Layer 1 — scope_check.py (deterministic hook) Runs before every Bash command. Extracts IPs and hostnames, checks against scope.txt with CIDR awareness. Exit code 2 = command blocked. Executes outside the agent loop — Claude cannot override it.

Layer 2 — CLAUDE.md rules Never run active tools in the main thread. Always delegate to agents. Never store plaintext credentials. Never exfiltrate PII. Enforced in every session.
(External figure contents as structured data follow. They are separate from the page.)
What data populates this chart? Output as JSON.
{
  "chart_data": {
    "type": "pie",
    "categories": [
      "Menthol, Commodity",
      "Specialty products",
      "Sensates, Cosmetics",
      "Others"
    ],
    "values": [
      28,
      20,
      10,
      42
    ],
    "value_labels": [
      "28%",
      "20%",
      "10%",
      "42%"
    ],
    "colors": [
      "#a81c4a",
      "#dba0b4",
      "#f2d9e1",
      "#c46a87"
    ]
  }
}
Layer 3 — Path-scoped output rules evidence/** — mandatory ATT&CK TTP fields, no raw credentials
reports/** — CVSS 3.1 vector required per finding, credentials redacted to [REDACTED]
loot/** — hash + location reference only

Skills Library

Every agent loads its methodology from Anthropic-Cybersecurity-Skills (5,700+ ⭐) — 754 structured skills mapped to MITRE ATT&CK, NIST CSF 2.0, MITRE ATLAS, D3FEND, and AI RMF. The skills library is the reason ThreatSwarm agents follow professional methodology rather than ad-hoc prompting.

Evidence Structure

evidence/
└── 20260429/
    └── 10.10.10.5/
        ├── nmap/           raw scanner output
        ├── nuclei/         vulnerability findings
        ├── web/            HTTP responses, screenshots
        ├── creds/          hashes only — no plaintext ever
        └── screenshots/
findings.md                 CVSS-scored findings, auto-aggregated

findings_sync.py runs at session end and aggregates CRITICAL/HIGH findings to evidence/FINDINGS_SUMMARY.md.

Parallel Engagements

./scripts/worktree_setup.sh acme-external acme-internal
# Each worktree gets its own scope.txt, evidence/, and git branch
cd ../ThreatSwarm-acme-external && claude

Responsible Use

  • Written authorization required for every target
  • Social engineering campaigns need signed RoE
  • OT/ICS: passive monitoring only unless explicitly scoped
  • No DoS-class attacks without explicit written authorization
  • See CONTRIBUTING.md for responsible disclosure policy

Citation

@software{jangra2026threatswarm,
  author    = {Jangra, Mahipal},
  title     = {{ThreatSwarm}: Scope-Enforced Multi-Agent Penetration Testing
               with the {Claude Code} Plugin Substrate},
  year      = {2026},
  url       = {https://github.com/mukul975/ThreatSwarm},
  note      = {27-agent full kill-chain pentesting plugin for Claude Code}
}

arXiv preprint forthcoming.

Roadmap

  • scope.yaml HackerOne RoE auto-converter
  • CI/CD integration (GitHub Actions, GitLab CI, SARIF output)
  • Burp Suite / Caido extension
  • GenAI attack surface agent
  • Supply chain / dependency confusion agent
  • IPv6 support in scope_check.py
  • Community agent bounty program (Nuclei-template model)

Contributing

See CONTRIBUTING.md. Priority areas: new agents for emerging surfaces (GenAI attacks, supply chain, LLM injection), IPv6 scope support, CI pipeline examples. Open an issue before starting major work.